Suit: Dry or semi-dry suit recommended but many people dive with two-piece suit 
Type of diving: Wrecks

Despite the Great Lakes are now primarily used for recreation, they were once the most popular and convenient transportation and trade routes in this section of the hemisphere. But because the waters of these lakes were notoriously treacherous and the weather was perpetually capricious, the Great Lakes bottomland has become a vast underwater exhibition of maritime misfortune.
In northern Michigan, the submarine landscape is littered with thousands of shipwrecked schooners, steamers and barges. The cold, fresh water in northern Michigan has done a tremendous job of preserving these historic artifacts as unspoiled time capsules awaiting the perusal of scuba divers from around the world.
Shipwrecks are so well preserved that even small items like cutlery, machinery ornaments, and porcelain cups remain preserved and in their original locations. Northern Michigan ranks among the top locations in the world for wreck diving.
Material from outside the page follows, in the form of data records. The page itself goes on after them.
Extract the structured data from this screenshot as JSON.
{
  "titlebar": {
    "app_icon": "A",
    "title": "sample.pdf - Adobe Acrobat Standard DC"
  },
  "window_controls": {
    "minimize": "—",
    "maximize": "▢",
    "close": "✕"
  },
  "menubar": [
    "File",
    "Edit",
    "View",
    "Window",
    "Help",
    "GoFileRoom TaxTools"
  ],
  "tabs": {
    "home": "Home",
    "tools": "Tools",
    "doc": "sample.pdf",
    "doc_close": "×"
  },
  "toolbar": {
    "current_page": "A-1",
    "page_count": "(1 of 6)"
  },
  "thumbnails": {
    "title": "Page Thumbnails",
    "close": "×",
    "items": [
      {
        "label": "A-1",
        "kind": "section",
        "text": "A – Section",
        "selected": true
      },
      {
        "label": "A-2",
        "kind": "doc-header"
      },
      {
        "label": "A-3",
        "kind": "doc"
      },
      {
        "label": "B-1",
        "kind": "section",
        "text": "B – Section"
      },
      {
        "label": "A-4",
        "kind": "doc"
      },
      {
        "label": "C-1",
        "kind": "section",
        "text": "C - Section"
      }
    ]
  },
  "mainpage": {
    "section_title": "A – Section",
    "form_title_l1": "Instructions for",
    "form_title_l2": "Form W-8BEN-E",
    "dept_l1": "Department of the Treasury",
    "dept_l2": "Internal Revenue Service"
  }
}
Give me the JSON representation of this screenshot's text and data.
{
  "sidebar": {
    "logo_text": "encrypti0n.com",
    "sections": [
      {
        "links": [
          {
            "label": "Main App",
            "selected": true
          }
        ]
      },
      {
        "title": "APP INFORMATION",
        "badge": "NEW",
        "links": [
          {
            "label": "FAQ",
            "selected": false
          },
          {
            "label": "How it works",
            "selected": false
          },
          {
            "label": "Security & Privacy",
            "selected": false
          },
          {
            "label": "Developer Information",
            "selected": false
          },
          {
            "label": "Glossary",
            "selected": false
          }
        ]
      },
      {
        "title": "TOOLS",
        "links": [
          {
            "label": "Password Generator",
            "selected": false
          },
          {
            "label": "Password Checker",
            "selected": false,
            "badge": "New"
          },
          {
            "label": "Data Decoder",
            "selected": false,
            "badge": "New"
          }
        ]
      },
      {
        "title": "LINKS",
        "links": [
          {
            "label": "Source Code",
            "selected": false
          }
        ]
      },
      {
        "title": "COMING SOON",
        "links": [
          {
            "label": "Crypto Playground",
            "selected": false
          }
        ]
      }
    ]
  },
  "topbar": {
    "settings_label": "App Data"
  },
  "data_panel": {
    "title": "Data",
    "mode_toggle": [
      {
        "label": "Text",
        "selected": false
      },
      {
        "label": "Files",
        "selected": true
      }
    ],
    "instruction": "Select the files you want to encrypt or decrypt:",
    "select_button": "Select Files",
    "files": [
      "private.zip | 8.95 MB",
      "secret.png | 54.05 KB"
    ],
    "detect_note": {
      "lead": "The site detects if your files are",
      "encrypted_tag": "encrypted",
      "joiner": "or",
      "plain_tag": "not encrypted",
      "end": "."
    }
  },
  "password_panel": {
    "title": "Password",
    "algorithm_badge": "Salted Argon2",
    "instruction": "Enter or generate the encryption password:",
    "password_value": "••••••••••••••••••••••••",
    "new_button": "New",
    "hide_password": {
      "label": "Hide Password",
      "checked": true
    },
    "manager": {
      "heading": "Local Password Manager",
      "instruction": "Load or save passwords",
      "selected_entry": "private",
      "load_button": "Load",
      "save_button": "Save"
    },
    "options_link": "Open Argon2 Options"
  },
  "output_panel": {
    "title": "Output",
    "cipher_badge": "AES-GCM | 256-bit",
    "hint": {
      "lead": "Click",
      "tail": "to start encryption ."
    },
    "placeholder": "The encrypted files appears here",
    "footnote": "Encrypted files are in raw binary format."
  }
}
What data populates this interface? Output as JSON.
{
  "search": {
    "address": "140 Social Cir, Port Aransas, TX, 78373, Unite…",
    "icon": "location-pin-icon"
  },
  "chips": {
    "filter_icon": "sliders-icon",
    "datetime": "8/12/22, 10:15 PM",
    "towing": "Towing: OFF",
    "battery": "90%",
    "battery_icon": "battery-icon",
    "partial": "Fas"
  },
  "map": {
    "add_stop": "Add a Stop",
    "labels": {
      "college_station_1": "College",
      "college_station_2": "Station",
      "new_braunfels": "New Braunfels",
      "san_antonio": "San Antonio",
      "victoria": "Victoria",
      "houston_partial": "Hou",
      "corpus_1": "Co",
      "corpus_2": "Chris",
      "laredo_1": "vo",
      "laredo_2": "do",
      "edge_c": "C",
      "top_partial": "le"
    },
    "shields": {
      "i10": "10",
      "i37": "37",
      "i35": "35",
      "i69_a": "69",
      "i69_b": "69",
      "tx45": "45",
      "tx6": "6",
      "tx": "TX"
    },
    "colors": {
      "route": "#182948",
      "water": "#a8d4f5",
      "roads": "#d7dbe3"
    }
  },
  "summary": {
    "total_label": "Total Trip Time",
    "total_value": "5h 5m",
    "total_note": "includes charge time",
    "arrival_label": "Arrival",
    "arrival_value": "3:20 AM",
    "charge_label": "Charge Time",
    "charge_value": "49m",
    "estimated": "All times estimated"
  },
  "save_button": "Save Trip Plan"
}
The majority of Michigan's eleven underwater preserves are located in the northern Michigan and Upper Peninsula regions. In northern Michigan superb scuba diving can be found at Keweenaw, Marquette, Alger, Whitefish Point, Detour Passage, the Straits of Mackinaw, Manitou Passage, and Thunder Bay.
Nearly all of the underwater preserves offer a range of dives from beginner to expert. The Michigan Underwater Preserve system ensures that diving sites remain undisturbed - it is a felony to remove or disrupt Great Lakes artifacts. Divers caught pilfering a “souvenir” or in any way altering the underwater displays face steep fines and up to two years of imprisonment.

Divers should also be aware that these Michigan waters are especially unpredictable. Storms and turbulent seas can appear suddenly, with little or no warning. Additionally, the water is cold: surface water temperatures may reach 65 degrees or more in midsummer, but temperatures below 40 feet may be substantially less.

The Alger Underwater Preserve is located on the southern banks of Lake Superior near Munising in the Upper Peninsula of Michigan. Underwater visibility here has been dubbed “the best in the Midwest.” Divers can count on mooring buoys and descent lines at all of the main dive locations. As an added bonus, the Alger Preserve features underwater sandstone cliffs. For a shallow, 20-foot dive, enter the caves where the sedimentary rock has been eroded by waves. Dives are available for beginner, intermediate and expert divers. Thunder Bay Underwater Preserves is famous for its translucent, clean waters, shipwrecks, and captivating limestone formations. Rocky shoals have earned Thunder Bay the nickname “shipwreck alley.” This diving location is good for novice and experienced divers, the wrecks lie anywhere from 5 to 180 feet below the surface.